I remember when I got my first plastic model as a Christmas gift. I could barely sleep, and I woke up early in the morning before everyone else and run straight for the Christmas tree to unwrap my gift. I asked Santa for a plane plastic model, and Santa listened…how cool is that? So there I am with my brand new plastic model in my hands as a little kid with no experience in model building, trying to put together hundreds of little pieces together without reading any instructions, because how hard can it be? Very hard. I completely messed it up in a matter of minutes, and I went from the happiest kid in the world to a sad and disappointed one.
Once my parents woke up and came to see what I was up to, they weren’t happy either. However, luckily, my dad was quite crafty and he somehow managed to salvage the model and repair all the mess I had made. And although it didn’t turn out as it should have, it still looked alright. My point is, I knew I wasn’t going to be anything like my dad when it comes to putting together pieces since a very early age.

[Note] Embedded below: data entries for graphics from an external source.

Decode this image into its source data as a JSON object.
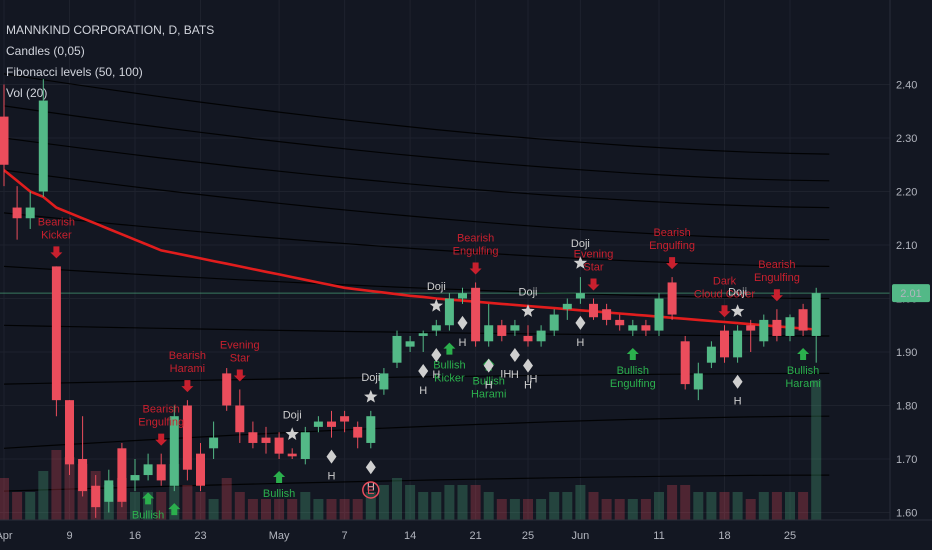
{
  "legend": {
    "title": "MANNKIND CORPORATION, D, BATS",
    "candles": "Candles (0,05)",
    "fib": "Fibonacci levels (50, 100)",
    "vol": "Vol (20)"
  },
  "colors": {
    "background": "#131722",
    "bull": "#53b987",
    "bear": "#eb4d5c",
    "ma": "#e11d1d",
    "fib_lines": "#000000",
    "grid": "#1e222d",
    "bear_label": "#c8202e",
    "bull_label": "#2bb04d",
    "neutral_label": "#cfcfcf",
    "price_tag": "#53b987"
  },
  "chart_data": {
    "type": "candlestick",
    "symbol": "MANNKIND CORPORATION",
    "interval": "D",
    "exchange": "BATS",
    "ylim": [
      1.54,
      2.44
    ],
    "y_ticks": [
      1.6,
      1.7,
      1.8,
      1.9,
      2.0,
      2.1,
      2.2,
      2.3,
      2.4
    ],
    "y_tick_labels": [
      "1.60",
      "1.70",
      "1.80",
      "1.90",
      "2.00",
      "2.10",
      "2.20",
      "2.30",
      "2.40"
    ],
    "x_tick_labels": [
      "Apr",
      "9",
      "16",
      "23",
      "May",
      "7",
      "14",
      "21",
      "25",
      "Jun",
      "11",
      "18",
      "25"
    ],
    "x_tick_bar_index": [
      0,
      5,
      10,
      15,
      21,
      26,
      31,
      36,
      40,
      44,
      50,
      55,
      60
    ],
    "last_price": "2.01",
    "last_price_value": 2.01,
    "candles": [
      {
        "o": 2.34,
        "h": 2.4,
        "c": 2.25,
        "l": 2.21
      },
      {
        "o": 2.17,
        "h": 2.21,
        "c": 2.15,
        "l": 2.11
      },
      {
        "o": 2.15,
        "h": 2.2,
        "c": 2.17,
        "l": 2.13
      },
      {
        "o": 2.2,
        "h": 2.41,
        "c": 2.37,
        "l": 2.19
      },
      {
        "o": 2.06,
        "h": 2.06,
        "c": 1.81,
        "l": 1.78
      },
      {
        "o": 1.81,
        "h": 1.81,
        "c": 1.69,
        "l": 1.67
      },
      {
        "o": 1.7,
        "h": 1.78,
        "c": 1.64,
        "l": 1.63
      },
      {
        "o": 1.65,
        "h": 1.67,
        "c": 1.61,
        "l": 1.59
      },
      {
        "o": 1.62,
        "h": 1.68,
        "c": 1.66,
        "l": 1.6
      },
      {
        "o": 1.72,
        "h": 1.73,
        "c": 1.62,
        "l": 1.61
      },
      {
        "o": 1.66,
        "h": 1.7,
        "c": 1.67,
        "l": 1.64
      },
      {
        "o": 1.67,
        "h": 1.71,
        "c": 1.69,
        "l": 1.66
      },
      {
        "o": 1.69,
        "h": 1.71,
        "c": 1.66,
        "l": 1.65
      },
      {
        "o": 1.65,
        "h": 1.8,
        "c": 1.78,
        "l": 1.64
      },
      {
        "o": 1.8,
        "h": 1.81,
        "c": 1.68,
        "l": 1.66
      },
      {
        "o": 1.71,
        "h": 1.73,
        "c": 1.65,
        "l": 1.64
      },
      {
        "o": 1.72,
        "h": 1.77,
        "c": 1.74,
        "l": 1.7
      },
      {
        "o": 1.86,
        "h": 1.87,
        "c": 1.8,
        "l": 1.79
      },
      {
        "o": 1.8,
        "h": 1.83,
        "c": 1.75,
        "l": 1.73
      },
      {
        "o": 1.75,
        "h": 1.77,
        "c": 1.73,
        "l": 1.72
      },
      {
        "o": 1.74,
        "h": 1.76,
        "c": 1.73,
        "l": 1.71
      },
      {
        "o": 1.74,
        "h": 1.75,
        "c": 1.71,
        "l": 1.7
      },
      {
        "o": 1.71,
        "h": 1.72,
        "c": 1.705,
        "l": 1.7
      },
      {
        "o": 1.7,
        "h": 1.76,
        "c": 1.75,
        "l": 1.69
      },
      {
        "o": 1.76,
        "h": 1.78,
        "c": 1.77,
        "l": 1.75
      },
      {
        "o": 1.77,
        "h": 1.79,
        "c": 1.76,
        "l": 1.74
      },
      {
        "o": 1.78,
        "h": 1.79,
        "c": 1.77,
        "l": 1.75
      },
      {
        "o": 1.76,
        "h": 1.77,
        "c": 1.74,
        "l": 1.72
      },
      {
        "o": 1.73,
        "h": 1.79,
        "c": 1.78,
        "l": 1.72
      },
      {
        "o": 1.83,
        "h": 1.87,
        "c": 1.86,
        "l": 1.82
      },
      {
        "o": 1.88,
        "h": 1.94,
        "c": 1.93,
        "l": 1.87
      },
      {
        "o": 1.91,
        "h": 1.93,
        "c": 1.92,
        "l": 1.9
      },
      {
        "o": 1.93,
        "h": 1.94,
        "c": 1.935,
        "l": 1.9
      },
      {
        "o": 1.94,
        "h": 1.96,
        "c": 1.95,
        "l": 1.93
      },
      {
        "o": 1.95,
        "h": 2.01,
        "c": 2.0,
        "l": 1.94
      },
      {
        "o": 2.0,
        "h": 2.02,
        "c": 2.01,
        "l": 1.99
      },
      {
        "o": 2.02,
        "h": 2.03,
        "c": 1.92,
        "l": 1.91
      },
      {
        "o": 1.92,
        "h": 1.99,
        "c": 1.95,
        "l": 1.91
      },
      {
        "o": 1.95,
        "h": 1.96,
        "c": 1.93,
        "l": 1.92
      },
      {
        "o": 1.94,
        "h": 1.96,
        "c": 1.95,
        "l": 1.93
      },
      {
        "o": 1.93,
        "h": 1.95,
        "c": 1.92,
        "l": 1.91
      },
      {
        "o": 1.92,
        "h": 1.95,
        "c": 1.94,
        "l": 1.91
      },
      {
        "o": 1.94,
        "h": 1.98,
        "c": 1.97,
        "l": 1.93
      },
      {
        "o": 1.98,
        "h": 2.0,
        "c": 1.99,
        "l": 1.96
      },
      {
        "o": 2.0,
        "h": 2.04,
        "c": 2.01,
        "l": 1.99
      },
      {
        "o": 1.99,
        "h": 2.0,
        "c": 1.965,
        "l": 1.96
      },
      {
        "o": 1.98,
        "h": 1.99,
        "c": 1.96,
        "l": 1.95
      },
      {
        "o": 1.96,
        "h": 1.97,
        "c": 1.95,
        "l": 1.94
      },
      {
        "o": 1.94,
        "h": 1.96,
        "c": 1.95,
        "l": 1.93
      },
      {
        "o": 1.95,
        "h": 1.96,
        "c": 1.94,
        "l": 1.93
      },
      {
        "o": 1.94,
        "h": 2.01,
        "c": 2.0,
        "l": 1.93
      },
      {
        "o": 2.03,
        "h": 2.04,
        "c": 1.97,
        "l": 1.96
      },
      {
        "o": 1.92,
        "h": 1.93,
        "c": 1.84,
        "l": 1.83
      },
      {
        "o": 1.83,
        "h": 1.88,
        "c": 1.86,
        "l": 1.81
      },
      {
        "o": 1.88,
        "h": 1.92,
        "c": 1.91,
        "l": 1.87
      },
      {
        "o": 1.94,
        "h": 1.95,
        "c": 1.89,
        "l": 1.88
      },
      {
        "o": 1.89,
        "h": 1.95,
        "c": 1.94,
        "l": 1.88
      },
      {
        "o": 1.95,
        "h": 1.96,
        "c": 1.94,
        "l": 1.9
      },
      {
        "o": 1.92,
        "h": 1.97,
        "c": 1.96,
        "l": 1.91
      },
      {
        "o": 1.96,
        "h": 1.98,
        "c": 1.93,
        "l": 1.92
      },
      {
        "o": 1.93,
        "h": 1.97,
        "c": 1.965,
        "l": 1.92
      },
      {
        "o": 1.98,
        "h": 1.99,
        "c": 1.94,
        "l": 1.93
      },
      {
        "o": 1.93,
        "h": 2.02,
        "c": 2.01,
        "l": 1.88
      }
    ],
    "volume": [
      0.3,
      0.2,
      0.2,
      0.35,
      0.5,
      0.45,
      0.4,
      0.35,
      0.25,
      0.3,
      0.2,
      0.2,
      0.2,
      0.4,
      0.25,
      0.2,
      0.15,
      0.3,
      0.2,
      0.15,
      0.15,
      0.15,
      0.15,
      0.2,
      0.15,
      0.15,
      0.15,
      0.15,
      0.2,
      0.25,
      0.3,
      0.25,
      0.2,
      0.2,
      0.25,
      0.25,
      0.25,
      0.2,
      0.15,
      0.15,
      0.15,
      0.15,
      0.2,
      0.2,
      0.25,
      0.2,
      0.15,
      0.15,
      0.15,
      0.15,
      0.2,
      0.25,
      0.25,
      0.2,
      0.2,
      0.2,
      0.2,
      0.15,
      0.2,
      0.2,
      0.2,
      0.2,
      1.0
    ],
    "moving_average": [
      2.24,
      2.22,
      2.2,
      2.19,
      2.17,
      2.16,
      2.15,
      2.14,
      2.13,
      2.12,
      2.11,
      2.1,
      2.09,
      2.085,
      2.08,
      2.075,
      2.07,
      2.065,
      2.06,
      2.055,
      2.05,
      2.045,
      2.04,
      2.035,
      2.03,
      2.025,
      2.02,
      2.017,
      2.014,
      2.011,
      2.008,
      2.005,
      2.003,
      2.0,
      1.998,
      1.996,
      1.994,
      1.992,
      1.99,
      1.988,
      1.986,
      1.984,
      1.982,
      1.98,
      1.978,
      1.976,
      1.974,
      1.972,
      1.97,
      1.968,
      1.966,
      1.964,
      1.962,
      1.96,
      1.958,
      1.956,
      1.954,
      1.952,
      1.95,
      1.948,
      1.946,
      1.944,
      1.942
    ],
    "patterns": [
      {
        "bar": 4,
        "lines": [
          "Bearish",
          "Kicker"
        ],
        "kind": "bear"
      },
      {
        "bar": 12,
        "lines": [
          "Bearish",
          "Engulfing"
        ],
        "kind": "bear"
      },
      {
        "bar": 14,
        "lines": [
          "Bearish",
          "Harami"
        ],
        "kind": "bear"
      },
      {
        "bar": 18,
        "lines": [
          "Evening",
          "Star"
        ],
        "kind": "bear"
      },
      {
        "bar": 22,
        "lines": [
          "Doji"
        ],
        "kind": "doji"
      },
      {
        "bar": 28,
        "lines": [
          "Doji"
        ],
        "kind": "doji"
      },
      {
        "bar": 33,
        "lines": [
          "Doji"
        ],
        "kind": "doji"
      },
      {
        "bar": 36,
        "lines": [
          "Bearish",
          "Engulfing"
        ],
        "kind": "bear"
      },
      {
        "bar": 40,
        "lines": [
          "Doji"
        ],
        "kind": "doji"
      },
      {
        "bar": 44,
        "lines": [
          "Doji"
        ],
        "kind": "doji"
      },
      {
        "bar": 45,
        "lines": [
          "Evening",
          "Star"
        ],
        "kind": "bear"
      },
      {
        "bar": 51,
        "lines": [
          "Bearish",
          "Engulfing"
        ],
        "kind": "bear"
      },
      {
        "bar": 55,
        "lines": [
          "Dark",
          "Cloud Cover"
        ],
        "kind": "bear"
      },
      {
        "bar": 56,
        "lines": [
          "Doji"
        ],
        "kind": "doji"
      },
      {
        "bar": 59,
        "lines": [
          "Bearish",
          "Engulfing"
        ],
        "kind": "bear"
      },
      {
        "bar": 11,
        "lines": [
          "Bullish"
        ],
        "kind": "bull"
      },
      {
        "bar": 13,
        "lines": [
          "Bullish"
        ],
        "kind": "bull"
      },
      {
        "bar": 21,
        "lines": [
          "Bullish"
        ],
        "kind": "bull"
      },
      {
        "bar": 34,
        "lines": [
          "Bullish",
          "Kicker"
        ],
        "kind": "bull"
      },
      {
        "bar": 37,
        "lines": [
          "Bullish",
          "Harami"
        ],
        "kind": "bull"
      },
      {
        "bar": 48,
        "lines": [
          "Bullish",
          "Engulfing"
        ],
        "kind": "bull"
      },
      {
        "bar": 61,
        "lines": [
          "Bullish",
          "Harami"
        ],
        "kind": "bull"
      }
    ],
    "h_markers": [
      25,
      28,
      32,
      33,
      35,
      37,
      39,
      40,
      44,
      56
    ],
    "ih_markers": [
      38,
      40
    ],
    "event_marker": {
      "bar": 28,
      "label": "E"
    }
  }
}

So, if you want to avoid spending money on plastic kit models and then ruining them, it’s important to know your skill level, and follow the instructions. The kit I got was an intermediate level kit, which realistically I couldn’t have possibly assembled myself as a clueless kid, which I guess was a mistake on my parents’ part, or maybe my dad wanted to “help” me do it and actually complete it himself – I’ll never know.

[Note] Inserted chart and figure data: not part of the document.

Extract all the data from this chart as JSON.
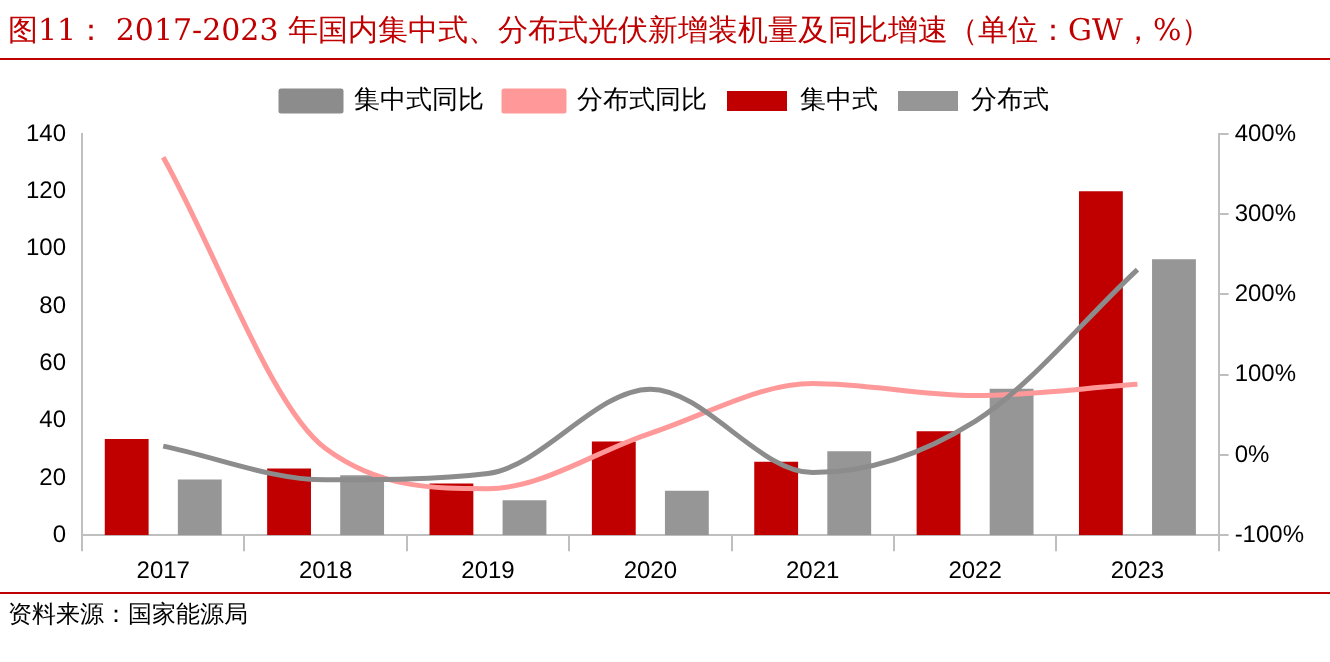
{
  "chart_data": {
    "type": "bar",
    "title": "图11：  2017-2023 年国内集中式、分布式光伏新增装机量及同比增速（单位：GW，%）",
    "categories": [
      "2017",
      "2018",
      "2019",
      "2020",
      "2021",
      "2022",
      "2023"
    ],
    "series": [
      {
        "name": "集中式",
        "color": "#c00000",
        "values": [
          33.6,
          23.3,
          18.0,
          32.7,
          25.6,
          36.3,
          120.0
        ]
      },
      {
        "name": "分布式",
        "color": "#969696",
        "values": [
          19.4,
          20.9,
          12.2,
          15.5,
          29.3,
          51.1,
          96.3
        ]
      },
      {
        "name": "集中式同比",
        "type": "line",
        "axis": "y2",
        "color": "#8c8c8c",
        "values": [
          11,
          -31,
          -23,
          82,
          -22,
          42,
          231
        ]
      },
      {
        "name": "分布式同比",
        "type": "line",
        "axis": "y2",
        "color": "#ff9999",
        "values": [
          371,
          8,
          -42,
          27,
          89,
          74,
          88
        ]
      }
    ],
    "ylim": [
      0,
      140
    ],
    "yticks": [
      0,
      20,
      40,
      60,
      80,
      100,
      120,
      140
    ],
    "y2lim": [
      -100,
      400
    ],
    "y2ticks": [
      {
        "value": -100,
        "label": "-100%"
      },
      {
        "value": 0,
        "label": "0%"
      },
      {
        "value": 100,
        "label": "100%"
      },
      {
        "value": 200,
        "label": "200%"
      },
      {
        "value": 300,
        "label": "300%"
      },
      {
        "value": 400,
        "label": "400%"
      }
    ],
    "grid": false,
    "legend": "top",
    "marker": "none",
    "annotations": [
      "资料来源：国家能源局"
    ]
  }
}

Anyhow, if you’re getting into plastic kit models building, then you should definitely consider the level of difficulty of the kits you’re looking at. Then, understand the scales. Models are just smaller versions of the real deal. The scale just implies how many times smaller the model is from the real thing. Most model kits are within the 1/20 and 1/500 scale. Personally, I prefer larger models, simply because I don’t want to deal with a hundred tiny pieces.

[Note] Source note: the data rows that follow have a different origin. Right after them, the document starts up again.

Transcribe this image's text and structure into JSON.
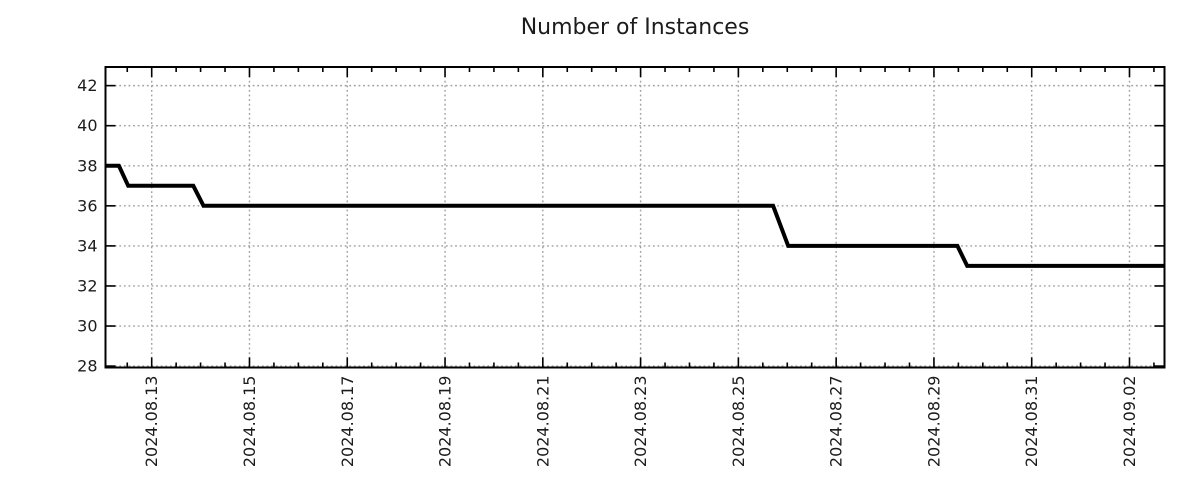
{
  "chart_data": {
    "type": "line",
    "line_style": "step",
    "title": "Number of Instances",
    "xlabel": "",
    "ylabel": "",
    "legend": null,
    "grid": true,
    "colors": {
      "line": "#000000",
      "grid": "#a0a0a0",
      "axis": "#000000",
      "text": "#1c1c1c",
      "background": "#ffffff"
    },
    "x_axis": {
      "unit": "days since 2024-08-12 00:00",
      "lim": [
        0.055,
        21.716
      ],
      "minor_tick_step": 0.5,
      "major_ticks": [
        {
          "d": 1,
          "label": "2024.08.13"
        },
        {
          "d": 3,
          "label": "2024.08.15"
        },
        {
          "d": 5,
          "label": "2024.08.17"
        },
        {
          "d": 7,
          "label": "2024.08.19"
        },
        {
          "d": 9,
          "label": "2024.08.21"
        },
        {
          "d": 11,
          "label": "2024.08.23"
        },
        {
          "d": 13,
          "label": "2024.08.25"
        },
        {
          "d": 15,
          "label": "2024.08.27"
        },
        {
          "d": 17,
          "label": "2024.08.29"
        },
        {
          "d": 19,
          "label": "2024.08.31"
        },
        {
          "d": 21,
          "label": "2024.09.02"
        }
      ]
    },
    "y_axis": {
      "lim": [
        27.93,
        42.93
      ],
      "ticks": [
        28,
        30,
        32,
        34,
        36,
        38,
        40,
        42
      ]
    },
    "series": [
      {
        "name": "Number of Instances",
        "color": "#000000",
        "points": [
          [
            0.055,
            38
          ],
          [
            0.33,
            38
          ],
          [
            0.52,
            37
          ],
          [
            1.85,
            37
          ],
          [
            2.06,
            36
          ],
          [
            13.71,
            36
          ],
          [
            14.02,
            34
          ],
          [
            17.48,
            34
          ],
          [
            17.68,
            33
          ],
          [
            21.716,
            33
          ]
        ]
      }
    ],
    "plateaus": [
      {
        "value": 38,
        "from": "2024-08-12 ~01:00",
        "until": "2024-08-12 ~08:00"
      },
      {
        "value": 37,
        "from": "2024-08-12 ~12:30",
        "until": "2024-08-13 ~20:30"
      },
      {
        "value": 36,
        "from": "2024-08-14 ~01:30",
        "until": "2024-08-25 ~17:00"
      },
      {
        "value": 34,
        "from": "2024-08-26 ~00:30",
        "until": "2024-08-29 ~11:30"
      },
      {
        "value": 33,
        "from": "2024-08-29 ~16:30",
        "until": "2024-09-02 ~17:00"
      }
    ]
  }
}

Regardless of what you end up choosing, make sure you’re well-prepared before you start. Don’t be dumb like my younger self and go at it with zero prep. There’s nothing worse than having your fun ruined by not having the right toolset to complete the model. You won’t need as many tools for beginner sets, but the more advanced ones may require a file or a sander, quality glue, tweezers, a knife, and maybe even some paint. Lastly, as obvious as it sounds, follow the instructions, if there are any, that come with the box if you want to minimize the chances of screwing the model up.